Microsoft trains world’s largest Transformer language model

On Feb 11, 2020

At 17 billion parameters, Turing NLG is twice the size as Nvidia’s Megatron, now the second biggest Transformer model, and includes 10 times as many parameters as OpenAI’s GPT-2. Turing NLG achieves state-of-the-art results on a range of NLP tasks.

Like Google’s Meena and initially with GPT-2, Turing NLG may initially only being shared in private demos.

Language generation models with the Transformer architecture simply predict the word that comes next, and can be used to write stories, generate answers in complete sentences, and summarize text.

Experts from across the AI field told VentureBeat 2019 was a seminal year for NLP models using the Transformer architecture, an approach that led to advances in language generation and GLUE benchmark leaders like Facebook’s RoBERTa, Google’s XLNet, and Microsoft‘s MT-DNN.

Also today: Microsoft open-sourced DeepSpeed, a deep learning library that’s optimized for developers to deliver low latency, high throughput inference.

DeepSpeed contains the Zero Redundancy Optimizer or ZeRO for training models with 100 million parameters or more at scale, which Microsoft used to train Turing NLG.
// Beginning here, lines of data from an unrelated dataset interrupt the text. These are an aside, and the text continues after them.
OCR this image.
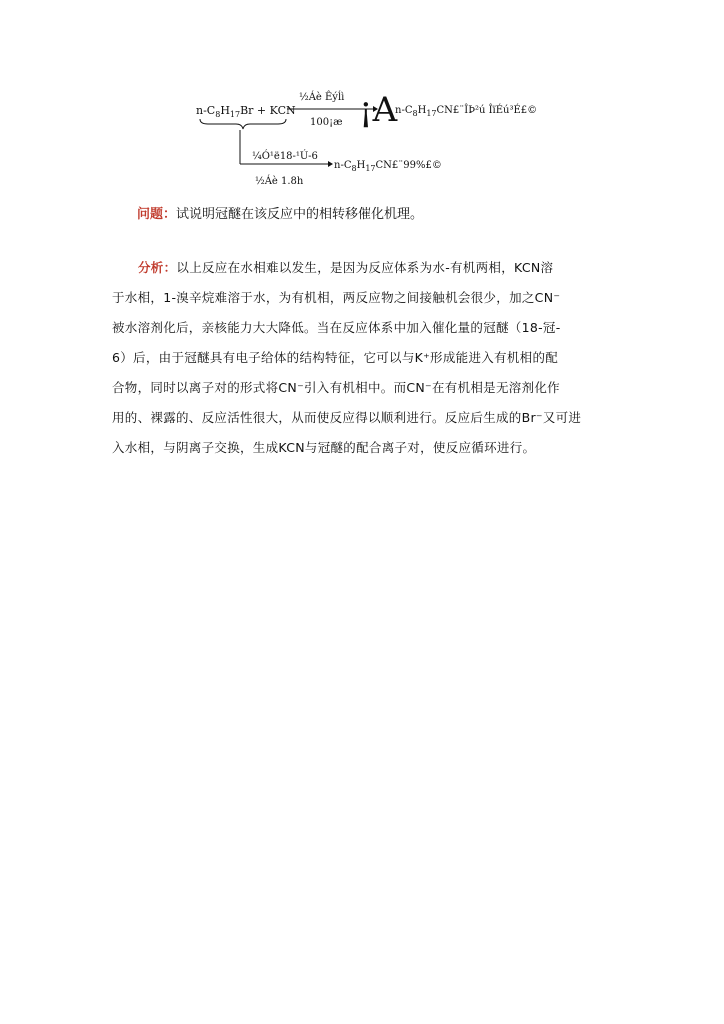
$n-C_8H_{17}Br$ + KCN
½Áè Êýĺì
100¡æ ¡A
$n-C_8H_{17}CN£¨ÎÞ^2ú$ ÎïÉú³É£©
¼Ó¹ë18-¹Ú-6
$n-C_8H_{17}CN£¨99\%£©$
½Áè 1.8h
问题：试说明冠醚在该反应中的相转移催化机理。
分析：以上反应在水相难以发生，是因为反应体系为水-有机两相，KCN溶
于水相，1-溴辛烷难溶于水，为有机相，两反应物之间接触机会很少，加之CN⁻
被水溶剂化后，亲核能力大大降低。当在反应体系中加入催化量的冠醚（18-冠-
6）后，由于冠醚具有电子给体的结构特征，它可以与K⁺形成能进入有机相的配
合物，同时以离子对的形式将CN⁻引入有机相中。而CN⁻在有机相是无溶剂化作
用的、裸露的、反应活性很大，从而使反应得以顺利进行。反应后生成的Br⁻又可进
入水相，与阴离子交换，生成KCN与冠醚的配合离子对，使反应循环进行。
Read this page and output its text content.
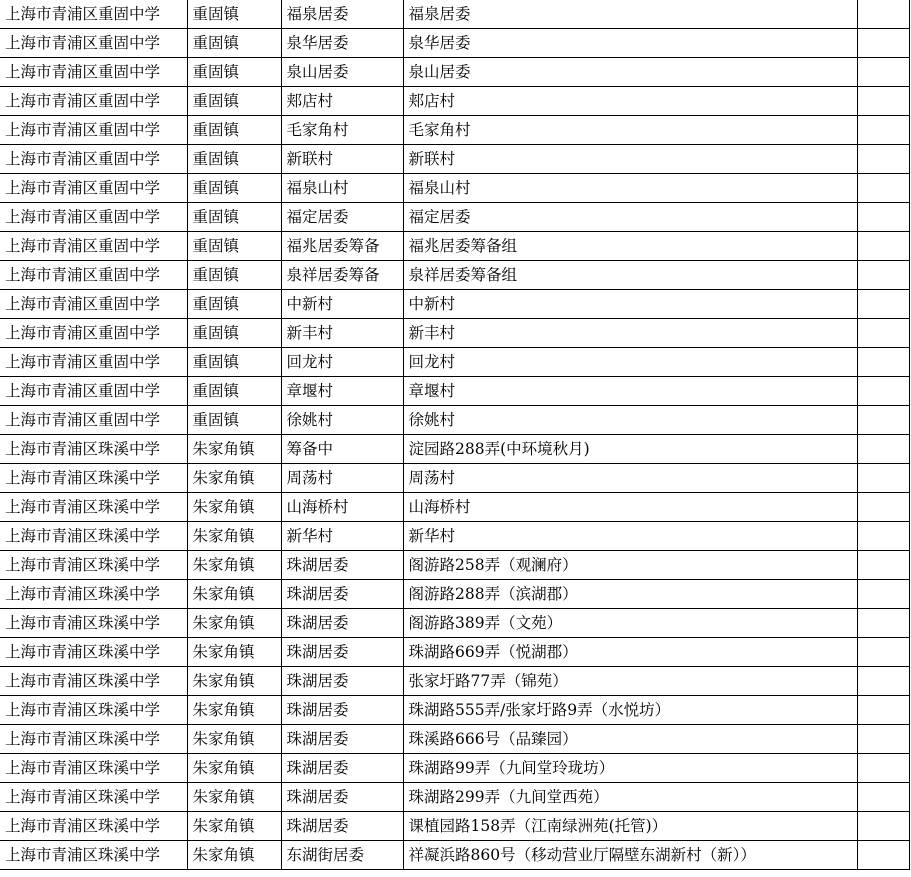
上海市青浦区重固中学	重固镇	福泉居委	福泉居委	
上海市青浦区重固中学	重固镇	泉华居委	泉华居委	
上海市青浦区重固中学	重固镇	泉山居委	泉山居委	
上海市青浦区重固中学	重固镇	郏店村	郏店村	
上海市青浦区重固中学	重固镇	毛家角村	毛家角村	
上海市青浦区重固中学	重固镇	新联村	新联村	
上海市青浦区重固中学	重固镇	福泉山村	福泉山村	
上海市青浦区重固中学	重固镇	福定居委	福定居委	
上海市青浦区重固中学	重固镇	福兆居委筹备	福兆居委筹备组	
上海市青浦区重固中学	重固镇	泉祥居委筹备	泉祥居委筹备组	
上海市青浦区重固中学	重固镇	中新村	中新村	
上海市青浦区重固中学	重固镇	新丰村	新丰村	
上海市青浦区重固中学	重固镇	回龙村	回龙村	
上海市青浦区重固中学	重固镇	章堰村	章堰村	
上海市青浦区重固中学	重固镇	徐姚村	徐姚村	
上海市青浦区珠溪中学	朱家角镇	筹备中	淀园路288弄(中环境秋月)	
上海市青浦区珠溪中学	朱家角镇	周荡村	周荡村	
上海市青浦区珠溪中学	朱家角镇	山海桥村	山海桥村	
上海市青浦区珠溪中学	朱家角镇	新华村	新华村	
上海市青浦区珠溪中学	朱家角镇	珠湖居委	阁游路258弄（观澜府）	
上海市青浦区珠溪中学	朱家角镇	珠湖居委	阁游路288弄（滨湖郡）	
上海市青浦区珠溪中学	朱家角镇	珠湖居委	阁游路389弄（文苑）	
上海市青浦区珠溪中学	朱家角镇	珠湖居委	珠湖路669弄（悦湖郡）	
上海市青浦区珠溪中学	朱家角镇	珠湖居委	张家圩路77弄（锦苑）	
上海市青浦区珠溪中学	朱家角镇	珠湖居委	珠湖路555弄/张家圩路9弄（水悦坊）	
上海市青浦区珠溪中学	朱家角镇	珠湖居委	珠溪路666号（品臻园）	
上海市青浦区珠溪中学	朱家角镇	珠湖居委	珠湖路99弄（九间堂玲珑坊）	
上海市青浦区珠溪中学	朱家角镇	珠湖居委	珠湖路299弄（九间堂西苑）	
上海市青浦区珠溪中学	朱家角镇	珠湖居委	课植园路158弄（江南绿洲苑(托管)）	
上海市青浦区珠溪中学	朱家角镇	东湖街居委	祥凝浜路860号（移动营业厅隔壁东湖新村（新））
“Beyond saving our users time by summarizing documents and emails, T-NLG can enhance experiences with the Microsoft Office suite by offering writing assistance to authors and answering questions that readers may ask about a document,” Microsoft AI Research applied scientist Corby Rossett said in a blog post today.

Both DeepSpeed and ZeRO are being made available to developers and machine learning practitioners because training large networks like those that utilize the Transformer architecture can be expensive and encounter issues at scale.

In other natural language AI news, Google’s DeepMind today released the Compressive Transformer long-range memory model and PG19, a benchmark for analyzing the performance of book-length language generation.